Tools at our Disposal
What can we do? All we have are our own skills, experience, and tenacity. I’ve begun organizing a group to make a reasoned response to some of the more absurd and disingenuous allegations we’re hearing in our community – for instance, that “equity” in our schools is about reinforcing racism rather than producing more equal educational outcomes among students of all races and ethnicities. Some of us are taking a communication course about the rhetorical devices disinformers use and how to get in front of, and potentially counter, their destructive messages. We’re submitting comments to the district in support of the school board and writing letters to local newspapers. Soon, we’ll have a community blog that invites many voices to the table, with just one caveat: writers must come armed with credible evidence for their opinions. We’ll be anti-conspiracy, anti-extremist, pro-reason, pro-science. Sane, in other words.

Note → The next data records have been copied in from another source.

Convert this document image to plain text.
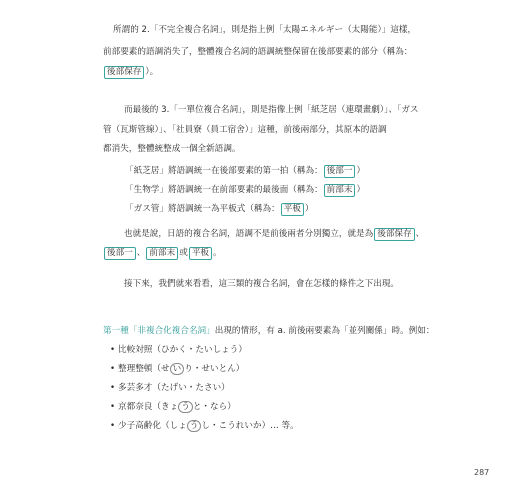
所謂的 2.「不完全複合名詞」，則是指上例「太陽エネルギー（太陽能）」這樣，
前部要素的語調消失了，整體複合名詞的語調統整保留在後部要素的部分（稱為：
後部保存 ）。
而最後的 3.「一單位複合名詞」，則是指像上例「紙芝居（連環畫劇）」、「ガス
管（瓦斯管線）」、「社員寮（員工宿舍）」這種，前後兩部分，其原本的語調
都消失，整體統整成一個全新語調。
「紙芝居」將語調統一在後部要素的第一拍（稱為： 後部一 ）
「生物学」將語調統一在前部要素的最後面（稱為： 前部末 ）
「ガス管」將語調統一為平板式（稱為： 平板 ）
也就是說，日語的複合名詞，語調不是前後兩者分別獨立，就是為 後部保存 、
後部一 、 前部末 或 平板 。
接下來，我們就來看看，這三類的複合名詞，會在怎樣的條件之下出現。
第一種「非複合化複合名詞」出現的情形，有 a. 前後兩要素為「並列關係」時。例如：
• 比較対照（ひかく・たいしょう）
• 整理整頓（せ い り・せいとん）
• 多芸多才（たげい・たさい）
• 京都奈良（きょ う と・なら）
• 少子高齢化（しょ う し・こうれいか）… 等。
287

Will this effort work? Will it reach the broad political middle in our community, calm tensions, and persuade the persuadable? Honestly, I’m hesitant to say it will. After all, we already live in a whirlwind of opinions, pumped out endlessly and nearly mindlessly, and we’re all spinning around in it. Offering a calmer, more reflective option for discourse won’t guarantee our success; in fact, it could contribute to our failure. But it’s what we can do. We’re not going to be bullied into paralysis.
I end this post by asking what you’re doing, those of you in this multi-specialty field? I’m talking about the group facilitators, the clinicians, the adolescent development experts, the community organizers, educators, and advocates. You’re good at what you do; I know it for a fact. So, if you haven’t stepped up to this fight, with all your skills, knowledge, and wisdom, then I’ll put it to you plainly: We need you.